Misery loves company is a saying uttered by people, but I’m pretty sure laughter loves company more. While an act as unique and hilarious as Flight of the Conchords can be enjoyed alone, whether that be in their self-titled show or listening to their albums, it’s so much better with an audience. Unless you sit in front of a group of drunk people who feel the need to respond to every rhetorical question the comes from the stage.
Comedy is a medium that’s weird to see in a large venue, but when the opener is a stand up comedian whose personality is big and weird, it just works. Eugene Mirman’s the perfect person to get the everything going as quickly as possible. There’s no messing around with him, he has the ability to cold start a crowd instantly. Laughter could be heard rippling through the sea of people within ten seconds of his hand touching the microphone. The laughs continued with bits involving an Amazon Alexa, asking a pastor questions and a joke at the expense of Whole Foods. Mr. Mirman’s take on absurdist comedy is amazing and should be witnessed live.
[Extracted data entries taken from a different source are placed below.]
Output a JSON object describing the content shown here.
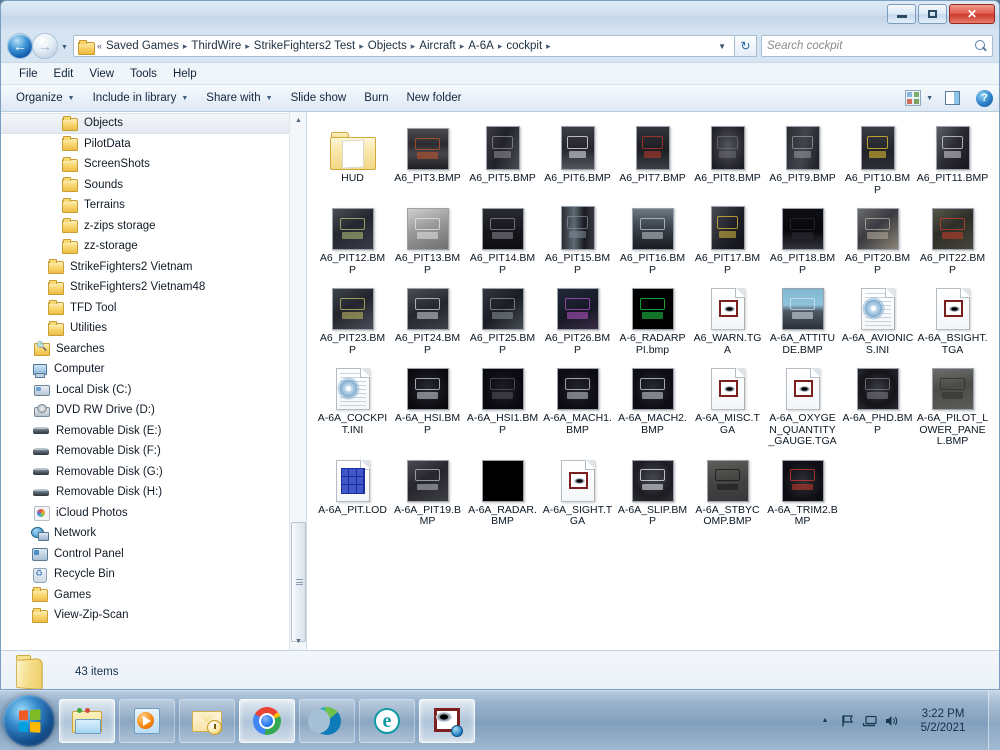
{
  "window": {
    "title": "",
    "controls": {
      "minimize": "–",
      "maximize": "□",
      "close": "✕"
    }
  },
  "nav": {
    "back_icon": "back-arrow-icon",
    "forward_icon": "forward-arrow-icon",
    "history_caret": "▼",
    "refresh_icon": "↻"
  },
  "breadcrumb": {
    "overflow": "«",
    "crumbs": [
      "Saved Games",
      "ThirdWire",
      "StrikeFighters2 Test",
      "Objects",
      "Aircraft",
      "A-6A",
      "cockpit"
    ],
    "separator": "▸",
    "dropdown_caret": "▼"
  },
  "search": {
    "placeholder": "Search cockpit",
    "value": ""
  },
  "menubar": {
    "items": [
      "File",
      "Edit",
      "View",
      "Tools",
      "Help"
    ]
  },
  "toolbar": {
    "items": [
      {
        "label": "Organize",
        "caret": "▼"
      },
      {
        "label": "Include in library",
        "caret": "▼"
      },
      {
        "label": "Share with",
        "caret": "▼"
      },
      {
        "label": "Slide show",
        "caret": ""
      },
      {
        "label": "Burn",
        "caret": ""
      },
      {
        "label": "New folder",
        "caret": ""
      }
    ],
    "view_caret": "▼",
    "help_label": "?"
  },
  "sidebar": {
    "items": [
      {
        "label": "Objects",
        "icon": "folder-icon",
        "indent": "ind1",
        "selected": true
      },
      {
        "label": "PilotData",
        "icon": "folder-icon",
        "indent": "ind1",
        "selected": false
      },
      {
        "label": "ScreenShots",
        "icon": "folder-icon",
        "indent": "ind1",
        "selected": false
      },
      {
        "label": "Sounds",
        "icon": "folder-icon",
        "indent": "ind1",
        "selected": false
      },
      {
        "label": "Terrains",
        "icon": "folder-icon",
        "indent": "ind1",
        "selected": false
      },
      {
        "label": "z-zips storage",
        "icon": "folder-icon",
        "indent": "ind1",
        "selected": false
      },
      {
        "label": "zz-storage",
        "icon": "folder-icon",
        "indent": "ind1",
        "selected": false
      },
      {
        "label": "StrikeFighters2 Vietnam",
        "icon": "folder-icon",
        "indent": "ind2",
        "selected": false
      },
      {
        "label": "StrikeFighters2 Vietnam48",
        "icon": "folder-icon",
        "indent": "ind2",
        "selected": false
      },
      {
        "label": "TFD Tool",
        "icon": "folder-icon",
        "indent": "ind2",
        "selected": false
      },
      {
        "label": "Utilities",
        "icon": "folder-icon",
        "indent": "ind2",
        "selected": false
      },
      {
        "label": "Searches",
        "icon": "saved-search-icon",
        "indent": "ind3",
        "selected": false
      },
      {
        "label": "Computer",
        "icon": "computer-icon",
        "indent": "ind4",
        "selected": false
      },
      {
        "label": "Local Disk (C:)",
        "icon": "hard-disk-icon",
        "indent": "ind3",
        "selected": false
      },
      {
        "label": "DVD RW Drive (D:)",
        "icon": "dvd-drive-icon",
        "indent": "ind3",
        "selected": false
      },
      {
        "label": "Removable Disk (E:)",
        "icon": "removable-disk-icon",
        "indent": "ind3",
        "selected": false
      },
      {
        "label": "Removable Disk (F:)",
        "icon": "removable-disk-icon",
        "indent": "ind3",
        "selected": false
      },
      {
        "label": "Removable Disk (G:)",
        "icon": "removable-disk-icon",
        "indent": "ind3",
        "selected": false
      },
      {
        "label": "Removable Disk (H:)",
        "icon": "removable-disk-icon",
        "indent": "ind3",
        "selected": false
      },
      {
        "label": "iCloud Photos",
        "icon": "icloud-photos-icon",
        "indent": "ind3",
        "selected": false
      },
      {
        "label": "Network",
        "icon": "network-icon",
        "indent": "ind4",
        "selected": false
      },
      {
        "label": "Control Panel",
        "icon": "control-panel-icon",
        "indent": "ind4",
        "selected": false
      },
      {
        "label": "Recycle Bin",
        "icon": "recycle-bin-icon",
        "indent": "ind4",
        "selected": false
      },
      {
        "label": "Games",
        "icon": "folder-icon",
        "indent": "ind4",
        "selected": false
      },
      {
        "label": "View-Zip-Scan",
        "icon": "folder-icon",
        "indent": "ind4",
        "selected": false
      }
    ],
    "scroll_up": "▲",
    "scroll_down": "▼"
  },
  "files": [
    {
      "name": "HUD",
      "kind": "folder"
    },
    {
      "name": "A6_PIT3.BMP",
      "kind": "thumb",
      "bg": "linear-gradient(180deg,#4b4b50 0%,#2b2b30 38%,#46464b 62%,#1d1d22 100%)",
      "accent": "#c6562a"
    },
    {
      "name": "A6_PIT5.BMP",
      "kind": "thumb-tall",
      "bg": "linear-gradient(110deg,#3a3a40 0%,#22222a 45%,#4a4a52 100%)",
      "accent": "#8f8f96"
    },
    {
      "name": "A6_PIT6.BMP",
      "kind": "thumb-tall",
      "bg": "linear-gradient(180deg,#3d3d44 0%,#24242b 50%,#55555e 100%)",
      "accent": "#e8e8ee"
    },
    {
      "name": "A6_PIT7.BMP",
      "kind": "thumb-tall",
      "bg": "linear-gradient(180deg,#34343b 0%,#1d1d24 55%,#3e3e46 100%)",
      "accent": "#bd3a28"
    },
    {
      "name": "A6_PIT8.BMP",
      "kind": "thumb-tall",
      "bg": "radial-gradient(ellipse at 50% 45%, #55555d 0%, #2a2a31 62%, #171720 100%)",
      "accent": "#6d6d77"
    },
    {
      "name": "A6_PIT9.BMP",
      "kind": "thumb-tall",
      "bg": "linear-gradient(100deg,#2c2c33 0%,#44444d 50%,#1e1e25 100%)",
      "accent": "#9b9ba4"
    },
    {
      "name": "A6_PIT10.BMP",
      "kind": "thumb-tall",
      "bg": "linear-gradient(180deg,#3a3a42 0%,#23232a 60%,#2f2f37 100%)",
      "accent": "#e8c72e"
    },
    {
      "name": "A6_PIT11.BMP",
      "kind": "thumb-tall",
      "bg": "linear-gradient(120deg,#5e5e68 0%,#2a2a31 50%,#17171d 100%)",
      "accent": "#d7d7de"
    },
    {
      "name": "A6_PIT12.BMP",
      "kind": "thumb",
      "bg": "linear-gradient(150deg,#4c4c55 0%,#262630 45%,#3c3c46 100%)",
      "accent": "#b6c77a"
    },
    {
      "name": "A6_PIT13.BMP",
      "kind": "thumb",
      "bg": "linear-gradient(160deg,#cfcfcf 0%,#9a9a9a 45%,#6f6f6f 100%)",
      "accent": "#e6e6e6"
    },
    {
      "name": "A6_PIT14.BMP",
      "kind": "thumb",
      "bg": "linear-gradient(180deg,#2a2a31 0%,#16161c 55%,#0e0e12 100%)",
      "accent": "#8a8a94"
    },
    {
      "name": "A6_PIT15.BMP",
      "kind": "thumb-tall",
      "bg": "linear-gradient(90deg,#2c2c34 0%,#5d6a74 38%,#1a1a20 70%,#3a3a42 100%)",
      "accent": "#7f8c97"
    },
    {
      "name": "A6_PIT16.BMP",
      "kind": "thumb",
      "bg": "linear-gradient(180deg,#6d7883 0%,#3b434b 45%,#1a1d22 100%)",
      "accent": "#c3ccd4"
    },
    {
      "name": "A6_PIT17.BMP",
      "kind": "thumb-tall",
      "bg": "linear-gradient(120deg,#4a4a52 0%,#20202a 55%,#121218 100%)",
      "accent": "#ddc03c"
    },
    {
      "name": "A6_PIT18.BMP",
      "kind": "thumb",
      "bg": "linear-gradient(180deg,#0f0f14 0%,#08080c 55%,#33333b 100%)",
      "accent": "#2b2b33"
    },
    {
      "name": "A6_PIT20.BMP",
      "kind": "thumb",
      "bg": "linear-gradient(140deg,#6a6a6f 0%,#3a3a40 45%,#8d8678 100%)",
      "accent": "#b8b0a0"
    },
    {
      "name": "A6_PIT22.BMP",
      "kind": "thumb",
      "bg": "linear-gradient(150deg,#57574c 0%,#2e2e28 45%,#46463c 100%)",
      "accent": "#c4402c"
    },
    {
      "name": "A6_PIT23.BMP",
      "kind": "thumb",
      "bg": "linear-gradient(150deg,#3f434b 0%,#22252c 45%,#4a4e57 100%)",
      "accent": "#c9c06a"
    },
    {
      "name": "A6_PIT24.BMP",
      "kind": "thumb",
      "bg": "linear-gradient(160deg,#4a4e55 0%,#24272d 50%,#3c4047 100%)",
      "accent": "#cfd4da"
    },
    {
      "name": "A6_PIT25.BMP",
      "kind": "thumb",
      "bg": "linear-gradient(140deg,#31353d 0%,#1a1d23 50%,#474c55 100%)",
      "accent": "#8d939c"
    },
    {
      "name": "A6_PIT26.BMP",
      "kind": "thumb",
      "bg": "linear-gradient(160deg,#24283a 0%,#151824 55%,#3a2c46 100%)",
      "accent": "#b455c9"
    },
    {
      "name": "A-6_RADARPPI.bmp",
      "kind": "thumb",
      "bg": "#000000",
      "accent": "#1fd44a"
    },
    {
      "name": "A6_WARN.TGA",
      "kind": "doc-eye"
    },
    {
      "name": "A-6A_ATTITUDE.BMP",
      "kind": "thumb",
      "bg": "linear-gradient(180deg,#7fb8d4 0%,#8fc3dc 40%,#4f5a64 55%,#2a2f36 100%)",
      "accent": "#d6e4ee"
    },
    {
      "name": "A-6A_AVIONICS.INI",
      "kind": "doc-ini"
    },
    {
      "name": "A-6A_BSIGHT.TGA",
      "kind": "doc-eye"
    },
    {
      "name": "A-6A_COCKPIT.INI",
      "kind": "doc-ini"
    },
    {
      "name": "A-6A_HSI.BMP",
      "kind": "thumb",
      "bg": "radial-gradient(circle at 50% 50%, #2b2b33 0%, #101016 60%, #05050a 100%)",
      "accent": "#cfd6de"
    },
    {
      "name": "A-6A_HSI1.BMP",
      "kind": "thumb",
      "bg": "radial-gradient(circle at 50% 50%, #1d1d24 0%, #0a0a10 70%)",
      "accent": "#55555e"
    },
    {
      "name": "A-6A_MACH1.BMP",
      "kind": "thumb",
      "bg": "radial-gradient(circle at 50% 50%, #25252c 0%, #0c0c12 70%)",
      "accent": "#c8cdd4"
    },
    {
      "name": "A-6A_MACH2.BMP",
      "kind": "thumb",
      "bg": "radial-gradient(circle at 50% 50%, #2a2a32 0%, #0d0d13 70%)",
      "accent": "#d2d7de"
    },
    {
      "name": "A-6A_MISC.TGA",
      "kind": "doc-eye"
    },
    {
      "name": "A-6A_OXYGEN_QUANTITY_GAUGE.TGA",
      "kind": "doc-eye"
    },
    {
      "name": "A-6A_PHD.BMP",
      "kind": "thumb",
      "bg": "radial-gradient(ellipse at 50% 48%, #3a3a42 0%, #141419 58%, #2a2a31 100%)",
      "accent": "#7d7d87"
    },
    {
      "name": "A-6A_PILOT_LOWER_PANEL.BMP",
      "kind": "thumb",
      "bg": "linear-gradient(170deg,#6e6e6a 0%,#4a4a48 45%,#5c5c58 100%)",
      "accent": "#2e2e2c"
    },
    {
      "name": "A-6A_PIT.LOD",
      "kind": "doc-lod"
    },
    {
      "name": "A-6A_PIT19.BMP",
      "kind": "thumb",
      "bg": "linear-gradient(150deg,#4a4a50 0%,#26262c 45%,#3e3e45 100%)",
      "accent": "#b9bfc6"
    },
    {
      "name": "A-6A_RADAR.BMP",
      "kind": "thumb",
      "bg": "#000000",
      "accent": "#000000"
    },
    {
      "name": "A-6A_SIGHT.TGA",
      "kind": "doc-eye"
    },
    {
      "name": "A-6A_SLIP.BMP",
      "kind": "thumb",
      "bg": "radial-gradient(circle at 50% 42%, #46464e 0%, #1c1c22 62%, #2c2c33 100%)",
      "accent": "#eef2f6"
    },
    {
      "name": "A-6A_STBYCOMP.BMP",
      "kind": "thumb",
      "bg": "linear-gradient(170deg,#5d5d5a 0%,#464644 45%,#37373a 100%)",
      "accent": "#16161a"
    },
    {
      "name": "A-6A_TRIM2.BMP",
      "kind": "thumb",
      "bg": "radial-gradient(circle at 50% 50%, #2e2e35 0%, #0e0e14 70%)",
      "accent": "#cf3c30"
    }
  ],
  "status": {
    "item_count": "43 items"
  },
  "taskbar": {
    "start_label": "start-orb",
    "buttons": [
      {
        "name": "taskbar-windows-explorer",
        "icon": "explorer",
        "active": true
      },
      {
        "name": "taskbar-windows-media-player",
        "icon": "wmp",
        "active": false
      },
      {
        "name": "taskbar-mail-client",
        "icon": "mail",
        "active": false
      },
      {
        "name": "taskbar-google-chrome",
        "icon": "chrome",
        "active": true
      },
      {
        "name": "taskbar-microsoft-edge",
        "icon": "edge",
        "active": false
      },
      {
        "name": "taskbar-internet-explorer-edge-legacy",
        "icon": "elegacy",
        "active": false
      },
      {
        "name": "taskbar-image-viewer",
        "icon": "viewer",
        "active": true
      }
    ],
    "tray": {
      "overflow_caret": "▲",
      "action_center_icon": "flag-icon",
      "network_icon": "network-tray-icon",
      "volume_icon": "🔊",
      "time": "3:22 PM",
      "date": "5/2/2021"
    }
  },
  "colors": {
    "accent": "#2b80c8",
    "frame": "#d6e3f0",
    "close_red": "#c93b2c",
    "folder_yellow": "#f8d873"
  }
}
And with little delay Flight of the Conchords came out to uproarious applause and cheers. It’s obvious that even though the band hasn’t released an album in awhile, their fan-base is loyal and large. Jemaine Clement and Bret McKenzie started things off in their trademark deadpan delivery, easing the audience in with hilarious banter. After the first song they brought out the ‘New Zealand Symphony’, which consisted of one cellist, who according to the the Conchords, had at least ‘seen the Lord of the Rings trilogy’. While singing a song about being a seagull, Bret coerced the audience to participate in a squawk along as he flapped his arms like wings and played a piano solo with the grace of the aforementioned bird. The entire set, people were getting up and walking around, which seemed to mystify the band. This culminated when a man gathered his things and attempted to leave while the band was between songs. As he reached the back of the seated section Bret and Jemaine pleaded for him to return to his seat with the promise of more songs. At first, the man ignored the hilarious pleas, but as the audience joined in he stopped in his tracks and did an about face. He returned to his seat, causing the crowd to applaud and cheer, turning his face red.
The night was a nonstop laugh fest, which is the ultimate goal of any comedy show. Yet, Flight of the Conchords brings so much more to the table. Not only are they a hilarious duo, they are also accomplished musician and that places them at the top of this specific sub-genre of comedy.